Takeda has forked out $800 million to acquire US-based gout specialist URL Pharma in its bid to expand in the states – however, some analysts have found the deal baffling.
Under the terms of the agreement, the deal will see URL Pharma being managed by Takeda Pharmaceuticals USA and will include future performance-based payouts. The deal is expected to close in 60 days.
The move is expected to contribute significantly to Takeda’s revenues, operating income and free cash flow beginning in fiscal year 2013, largely bolstered by the acquisition of URL Pharma’s gout product Colcrys (colchicine), which experienced net sales of more than $430 million in 2011. This has been viewed as a nice addition to Takeda’s portfolio, which already includes Uloric (febuxostat), used to lower blood uric levels in gout patients, which earned the company $24.7 million in the April-September 2011 period.

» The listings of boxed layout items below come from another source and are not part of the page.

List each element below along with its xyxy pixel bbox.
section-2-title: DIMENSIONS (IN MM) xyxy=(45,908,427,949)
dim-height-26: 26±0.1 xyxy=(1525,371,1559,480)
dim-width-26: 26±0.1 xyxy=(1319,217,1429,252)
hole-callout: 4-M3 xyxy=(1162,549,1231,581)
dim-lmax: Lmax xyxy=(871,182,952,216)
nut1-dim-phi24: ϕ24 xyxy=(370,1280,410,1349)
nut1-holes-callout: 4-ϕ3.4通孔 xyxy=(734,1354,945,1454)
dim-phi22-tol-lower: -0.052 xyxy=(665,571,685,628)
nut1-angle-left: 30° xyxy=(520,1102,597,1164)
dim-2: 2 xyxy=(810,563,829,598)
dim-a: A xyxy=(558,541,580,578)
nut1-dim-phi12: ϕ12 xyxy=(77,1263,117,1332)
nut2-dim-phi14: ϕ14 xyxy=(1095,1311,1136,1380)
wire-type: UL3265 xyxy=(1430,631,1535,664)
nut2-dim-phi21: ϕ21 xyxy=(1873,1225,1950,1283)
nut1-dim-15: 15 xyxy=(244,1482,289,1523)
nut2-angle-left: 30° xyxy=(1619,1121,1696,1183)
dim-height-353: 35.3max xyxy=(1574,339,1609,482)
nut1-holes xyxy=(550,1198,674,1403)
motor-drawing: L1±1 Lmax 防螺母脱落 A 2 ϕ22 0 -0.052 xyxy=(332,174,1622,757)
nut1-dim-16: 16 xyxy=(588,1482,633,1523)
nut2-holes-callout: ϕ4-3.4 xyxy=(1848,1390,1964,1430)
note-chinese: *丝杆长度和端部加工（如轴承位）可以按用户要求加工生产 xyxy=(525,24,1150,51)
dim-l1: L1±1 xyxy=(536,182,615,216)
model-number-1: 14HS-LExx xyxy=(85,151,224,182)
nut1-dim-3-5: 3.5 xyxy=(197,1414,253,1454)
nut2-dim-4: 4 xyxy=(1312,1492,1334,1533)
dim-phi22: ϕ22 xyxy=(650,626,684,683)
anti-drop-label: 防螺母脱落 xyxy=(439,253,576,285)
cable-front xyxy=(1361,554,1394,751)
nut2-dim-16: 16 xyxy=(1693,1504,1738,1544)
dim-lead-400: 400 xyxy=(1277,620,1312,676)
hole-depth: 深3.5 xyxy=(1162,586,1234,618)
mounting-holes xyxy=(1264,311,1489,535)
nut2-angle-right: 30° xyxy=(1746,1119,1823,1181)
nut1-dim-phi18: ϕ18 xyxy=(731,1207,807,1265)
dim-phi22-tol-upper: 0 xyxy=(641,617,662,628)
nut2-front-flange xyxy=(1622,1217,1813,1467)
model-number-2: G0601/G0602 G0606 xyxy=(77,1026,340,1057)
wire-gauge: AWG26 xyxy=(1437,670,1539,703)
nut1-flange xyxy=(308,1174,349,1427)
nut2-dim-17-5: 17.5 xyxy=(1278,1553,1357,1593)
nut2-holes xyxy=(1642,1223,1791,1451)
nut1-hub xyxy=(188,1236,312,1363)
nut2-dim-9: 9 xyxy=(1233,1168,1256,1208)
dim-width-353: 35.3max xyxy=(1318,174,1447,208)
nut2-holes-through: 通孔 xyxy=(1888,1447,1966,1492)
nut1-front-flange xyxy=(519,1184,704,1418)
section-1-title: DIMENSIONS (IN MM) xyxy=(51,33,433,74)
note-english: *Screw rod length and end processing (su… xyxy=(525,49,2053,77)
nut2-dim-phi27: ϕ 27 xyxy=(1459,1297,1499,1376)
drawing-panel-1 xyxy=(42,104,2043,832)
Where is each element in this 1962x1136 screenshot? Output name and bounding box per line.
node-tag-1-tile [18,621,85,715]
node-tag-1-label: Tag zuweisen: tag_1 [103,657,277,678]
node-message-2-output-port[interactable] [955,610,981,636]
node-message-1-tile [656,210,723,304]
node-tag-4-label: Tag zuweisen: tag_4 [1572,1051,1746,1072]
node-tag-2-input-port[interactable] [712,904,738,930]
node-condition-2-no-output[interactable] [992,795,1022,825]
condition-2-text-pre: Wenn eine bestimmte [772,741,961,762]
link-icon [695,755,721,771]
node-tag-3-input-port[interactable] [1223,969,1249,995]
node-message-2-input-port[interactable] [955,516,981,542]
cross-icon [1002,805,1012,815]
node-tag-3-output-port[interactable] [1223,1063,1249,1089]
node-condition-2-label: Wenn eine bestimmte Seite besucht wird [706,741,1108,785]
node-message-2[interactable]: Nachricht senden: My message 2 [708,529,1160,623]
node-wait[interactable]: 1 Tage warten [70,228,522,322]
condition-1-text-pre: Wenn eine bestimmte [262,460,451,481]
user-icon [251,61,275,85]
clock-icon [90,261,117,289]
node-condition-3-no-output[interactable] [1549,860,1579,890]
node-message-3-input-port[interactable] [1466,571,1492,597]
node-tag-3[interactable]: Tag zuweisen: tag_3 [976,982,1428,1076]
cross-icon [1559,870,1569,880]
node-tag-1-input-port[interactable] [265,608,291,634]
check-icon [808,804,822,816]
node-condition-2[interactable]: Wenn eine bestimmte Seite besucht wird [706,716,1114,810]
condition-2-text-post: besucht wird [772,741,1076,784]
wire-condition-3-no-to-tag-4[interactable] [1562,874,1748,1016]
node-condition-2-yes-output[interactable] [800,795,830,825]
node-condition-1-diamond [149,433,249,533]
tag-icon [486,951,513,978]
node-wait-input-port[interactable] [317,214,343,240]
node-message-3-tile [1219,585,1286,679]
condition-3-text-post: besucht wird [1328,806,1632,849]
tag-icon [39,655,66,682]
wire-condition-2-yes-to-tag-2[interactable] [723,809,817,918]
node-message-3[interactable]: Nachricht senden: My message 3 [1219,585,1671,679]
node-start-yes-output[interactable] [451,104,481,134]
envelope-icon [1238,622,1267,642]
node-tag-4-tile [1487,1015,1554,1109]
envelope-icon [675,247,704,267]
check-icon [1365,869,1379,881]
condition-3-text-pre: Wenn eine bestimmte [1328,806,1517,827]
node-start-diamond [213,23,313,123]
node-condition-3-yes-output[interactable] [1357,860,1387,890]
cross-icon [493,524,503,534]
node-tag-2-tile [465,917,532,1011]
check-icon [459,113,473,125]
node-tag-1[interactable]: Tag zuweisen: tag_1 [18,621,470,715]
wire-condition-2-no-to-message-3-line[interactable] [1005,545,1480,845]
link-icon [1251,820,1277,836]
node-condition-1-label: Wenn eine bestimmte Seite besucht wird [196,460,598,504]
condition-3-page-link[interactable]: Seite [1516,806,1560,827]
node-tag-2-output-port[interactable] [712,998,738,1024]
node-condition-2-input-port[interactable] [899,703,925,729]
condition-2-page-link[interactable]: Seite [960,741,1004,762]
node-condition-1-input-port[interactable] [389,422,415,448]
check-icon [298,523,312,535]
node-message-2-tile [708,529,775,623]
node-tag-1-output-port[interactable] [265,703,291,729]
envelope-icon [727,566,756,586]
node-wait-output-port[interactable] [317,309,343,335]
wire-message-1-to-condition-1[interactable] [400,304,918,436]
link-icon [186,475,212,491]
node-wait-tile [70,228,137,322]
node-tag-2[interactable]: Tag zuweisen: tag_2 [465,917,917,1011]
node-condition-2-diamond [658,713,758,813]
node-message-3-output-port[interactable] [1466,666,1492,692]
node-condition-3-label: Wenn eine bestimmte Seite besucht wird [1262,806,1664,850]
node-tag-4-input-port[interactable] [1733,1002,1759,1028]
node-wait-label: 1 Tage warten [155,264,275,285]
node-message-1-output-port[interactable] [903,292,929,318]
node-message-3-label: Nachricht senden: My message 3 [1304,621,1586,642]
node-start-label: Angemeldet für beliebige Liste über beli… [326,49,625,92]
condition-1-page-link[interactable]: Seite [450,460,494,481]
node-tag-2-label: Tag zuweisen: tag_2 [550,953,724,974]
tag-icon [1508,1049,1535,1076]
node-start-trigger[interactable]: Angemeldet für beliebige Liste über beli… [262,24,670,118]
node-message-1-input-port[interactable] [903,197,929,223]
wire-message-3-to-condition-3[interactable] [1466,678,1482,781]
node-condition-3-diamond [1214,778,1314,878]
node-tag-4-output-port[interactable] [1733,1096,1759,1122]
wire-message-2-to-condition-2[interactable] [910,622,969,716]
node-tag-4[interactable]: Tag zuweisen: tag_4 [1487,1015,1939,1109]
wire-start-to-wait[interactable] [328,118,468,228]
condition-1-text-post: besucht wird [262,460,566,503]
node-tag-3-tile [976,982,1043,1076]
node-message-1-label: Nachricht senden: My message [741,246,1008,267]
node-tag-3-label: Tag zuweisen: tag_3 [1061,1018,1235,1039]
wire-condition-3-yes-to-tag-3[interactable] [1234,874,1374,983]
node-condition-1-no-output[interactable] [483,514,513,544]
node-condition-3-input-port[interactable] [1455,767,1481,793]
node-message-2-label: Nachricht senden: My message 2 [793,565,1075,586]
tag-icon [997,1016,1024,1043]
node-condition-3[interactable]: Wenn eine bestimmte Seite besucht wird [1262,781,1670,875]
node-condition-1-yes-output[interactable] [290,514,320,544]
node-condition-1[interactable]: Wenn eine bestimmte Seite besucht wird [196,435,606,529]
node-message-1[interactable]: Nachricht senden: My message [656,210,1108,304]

“This acquisition expands Takeda’s gout treatment portfolio and leverages our expertise in primary care,” said Douglas Cole, president, Takeda Pharmaceuticals USA. “Gout affects more than eight million American’s and the prevalence of gout is rising.” The acquisition also strengthens Takeda’s offerings in the US market, the company statement said.
Strategically, the move could balance some of the effects that will be felt later this year when the company’s biggest earner diabetes blockbuster Actos (pioglitazone) goes off patent. Likewise, the purchase would allow Takeda to offset losses from the patent expiry of peptic ulcer drug Prevacid (lansoprazole).
However, Jefferies analyst Naomi Kumagai said in a research note she was puzzled by the acquisition when Takeda would need more products to offset Actos’ patent expiry. Furthermore, she was not sure “how much value will be brought from the enhancement of the gout franchise”.